2 thoughts on “Private Practice: Is It Worth It?”
When you talk about cancelling cases (especially in an office) – If you work with a good surgeon that has some sense about him such as I work with, that surgeon will have no problem with you cancelling a case if you don’t feel it is safe. Hopefully they will do a good job in medically clearing the patient first. One of the surgeons I work with (in his office) has told me he has no problem cancelling a case if I don’t feel comfortable. So I think it is important when looking at working for a surgeon in their office evaluating:
what quality of surgeon are they?
their office setup?
how healthy are the patients that they bring into their office?
Are they trying to “sneak” an ASA3 or ASA4 patient into their office schedule? I have heard of this happening but never experienced.
Remember, you are providing a service that they need, sometimes it is hard to find consistent anesthesia services for an office(surgeons want to find consistent help), so really you are in the driver seat – you can move on down the road if you don’t like what you see in an office setting(there’s plenty of work out there), the surgeon will be the loser in the end.
Thanks for expressing exactly the conversations I often have to have with docs about why I am not comfortable moving ahead with some cases whether they are or not.

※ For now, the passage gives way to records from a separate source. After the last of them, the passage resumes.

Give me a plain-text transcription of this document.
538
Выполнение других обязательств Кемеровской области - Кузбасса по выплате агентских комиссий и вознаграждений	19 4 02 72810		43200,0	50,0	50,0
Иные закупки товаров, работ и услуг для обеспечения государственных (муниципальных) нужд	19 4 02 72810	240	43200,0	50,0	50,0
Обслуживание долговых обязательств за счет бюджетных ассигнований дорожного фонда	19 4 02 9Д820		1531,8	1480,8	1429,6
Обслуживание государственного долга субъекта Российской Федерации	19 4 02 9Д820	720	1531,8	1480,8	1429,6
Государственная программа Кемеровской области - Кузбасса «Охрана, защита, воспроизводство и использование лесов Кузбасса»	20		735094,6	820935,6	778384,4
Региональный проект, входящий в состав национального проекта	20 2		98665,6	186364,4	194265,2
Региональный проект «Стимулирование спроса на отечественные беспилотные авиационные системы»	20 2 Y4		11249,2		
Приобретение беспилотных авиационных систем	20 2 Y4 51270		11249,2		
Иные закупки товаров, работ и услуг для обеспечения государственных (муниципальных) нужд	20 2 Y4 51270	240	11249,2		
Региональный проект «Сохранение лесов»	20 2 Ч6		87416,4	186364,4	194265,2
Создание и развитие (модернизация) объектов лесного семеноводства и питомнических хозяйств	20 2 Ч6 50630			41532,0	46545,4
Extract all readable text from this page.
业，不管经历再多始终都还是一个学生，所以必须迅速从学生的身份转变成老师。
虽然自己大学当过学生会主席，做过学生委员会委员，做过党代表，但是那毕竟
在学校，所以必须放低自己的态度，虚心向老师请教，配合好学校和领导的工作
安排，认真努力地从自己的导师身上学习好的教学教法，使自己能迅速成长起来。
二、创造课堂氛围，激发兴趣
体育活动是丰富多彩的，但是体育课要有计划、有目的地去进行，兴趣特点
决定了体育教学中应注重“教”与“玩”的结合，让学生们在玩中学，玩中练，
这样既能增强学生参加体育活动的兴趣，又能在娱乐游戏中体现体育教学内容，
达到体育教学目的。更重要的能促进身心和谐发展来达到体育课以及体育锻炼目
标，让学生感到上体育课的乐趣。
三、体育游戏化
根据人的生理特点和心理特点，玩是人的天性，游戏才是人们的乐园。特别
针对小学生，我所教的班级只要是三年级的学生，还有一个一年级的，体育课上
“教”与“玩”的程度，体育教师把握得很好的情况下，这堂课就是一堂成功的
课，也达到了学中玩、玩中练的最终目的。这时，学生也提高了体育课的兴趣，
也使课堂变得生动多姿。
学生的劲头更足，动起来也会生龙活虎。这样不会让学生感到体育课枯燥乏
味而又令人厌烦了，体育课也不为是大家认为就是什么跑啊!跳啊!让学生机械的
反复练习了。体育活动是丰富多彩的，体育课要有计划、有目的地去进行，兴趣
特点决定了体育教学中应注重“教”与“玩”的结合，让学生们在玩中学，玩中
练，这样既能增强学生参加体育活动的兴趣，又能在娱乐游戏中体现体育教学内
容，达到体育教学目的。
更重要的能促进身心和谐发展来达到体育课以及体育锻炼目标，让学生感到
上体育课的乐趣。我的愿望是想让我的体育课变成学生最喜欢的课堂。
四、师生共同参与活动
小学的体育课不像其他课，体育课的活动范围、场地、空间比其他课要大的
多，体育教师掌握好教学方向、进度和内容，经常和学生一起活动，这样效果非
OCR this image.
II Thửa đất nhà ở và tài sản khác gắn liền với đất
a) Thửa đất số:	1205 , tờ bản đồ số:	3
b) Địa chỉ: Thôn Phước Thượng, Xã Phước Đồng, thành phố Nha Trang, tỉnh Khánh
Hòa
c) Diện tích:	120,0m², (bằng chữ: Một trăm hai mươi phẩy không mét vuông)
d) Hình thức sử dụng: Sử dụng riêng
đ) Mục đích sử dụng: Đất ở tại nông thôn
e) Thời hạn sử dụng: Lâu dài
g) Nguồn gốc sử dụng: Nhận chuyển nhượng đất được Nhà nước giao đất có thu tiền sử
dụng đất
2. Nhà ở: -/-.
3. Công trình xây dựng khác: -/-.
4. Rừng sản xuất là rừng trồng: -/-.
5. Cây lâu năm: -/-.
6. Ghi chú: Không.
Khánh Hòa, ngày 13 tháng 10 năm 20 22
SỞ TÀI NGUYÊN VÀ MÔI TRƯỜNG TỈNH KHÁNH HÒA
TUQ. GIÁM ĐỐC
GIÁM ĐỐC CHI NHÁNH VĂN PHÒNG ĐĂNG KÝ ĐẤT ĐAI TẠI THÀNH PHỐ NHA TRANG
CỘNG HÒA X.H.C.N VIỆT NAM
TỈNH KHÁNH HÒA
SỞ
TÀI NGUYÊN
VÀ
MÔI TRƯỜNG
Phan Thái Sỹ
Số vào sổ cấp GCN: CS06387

You are so right… It often causes dissension and the need to move on rather than practice in a fashion that cannot be defended, outside of the accepted standard of care for that patient and that case. The boundaries are often pushed and some of us actually do stand up and push back and respectfully, say “No, I cannot do this case.” Even though we know it is the right thing to do, we do need to have solid evidence based reasons for saying “No”, or we risk not only appearing to be “difficult to work with”,and want to leave them with a reason to respect us for the decisions we make on behalf of the patient.